Tuesday 2 October 2007

Don't We All Love Bureaucrats!



There's much to admire about the Thai bureaucracies. In the remotest village every house is registered with a number and this is often displayed on a sign outside like the one in the picture. In Bangkok, street numbering is chaotic, often reflecting the order in which buildings were put up, but in the countryside the postman on his motorbike has a much easier time.

Our house in the village far out in the rice fields is number 123 in village number 7. Our address then has a sub-district and a district in Surin province and with this efficient system, letters from England can sometimes reach us within three days.

The house registration system is essential also for personal identification as every Thai has to be registered as residing at a particular address and the house registration book is produced when anything formal has to be done.

If you want to go and get married, you take it and your ID card to the local district office which is an elegant modern building with a cool interior where they open the computer and find your details on-line.

It's a competent and pervasive bureaucratic system owing something to the old Chinese imperial civil service, with shades of the Napoleonic mairie, and it seems to function well. The staff are invariably civil but with high status and power, they're rarely servile. Nonetheless, the aim is good administration and generally I'm impressed by what I've seen.

Certainly there are great legions of Thai civil servants in post and I'm reminded of British India where bureaucratic procedures were made as elaborate as possible to guard against corruption and theft. Inefficiency was not an issue however, as the wages of a clerk were low; indeed expanding employment was seen as an end in itself.

As Thailand modernises, I can see bureaucratic over-manning and inefficiency becoming more of an issue. The style of the bureaucracy, depite good data processing looks to be half a century out of date. As an example, The Immigration Department can pull up a print-out of all my entrances and exits over the past few years, which is impressive. Yet when I go to their lair in Suan Plu to apply for an extension of my visa, everything is kept in vast paper files and they seem to keep as many photocopies as possible. The place must be groaning, but it's all stashed away and added to the paper mountain.
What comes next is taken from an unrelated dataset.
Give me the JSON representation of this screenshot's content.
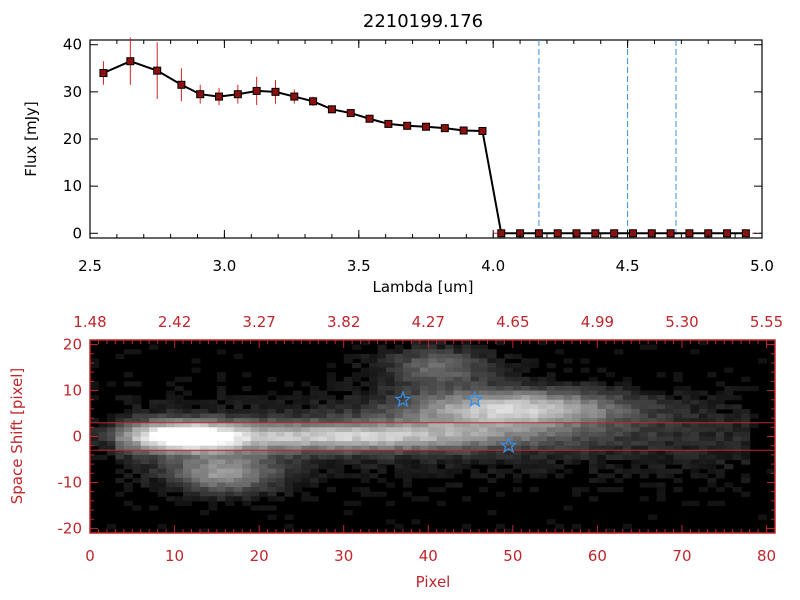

The best thing for Thailand would be if some tough politician decided to cut the civil service by half... and it'd still be overmanned. He'd probably get gunned down for his audacity too as Thailand is substantially run by the big bureaucracies which are very powerful and no doubt look after their own. When there are constant changes of government through crisis and military coup, what remains in place but the bureaucrats who always retain a firm grip at the epicentre of power.

Yes, you can certainly admire a bureaucrat who runs a tight ship but when he gives you the run around because he says your papers aren't in order, you can't always bring yourself to love him that much!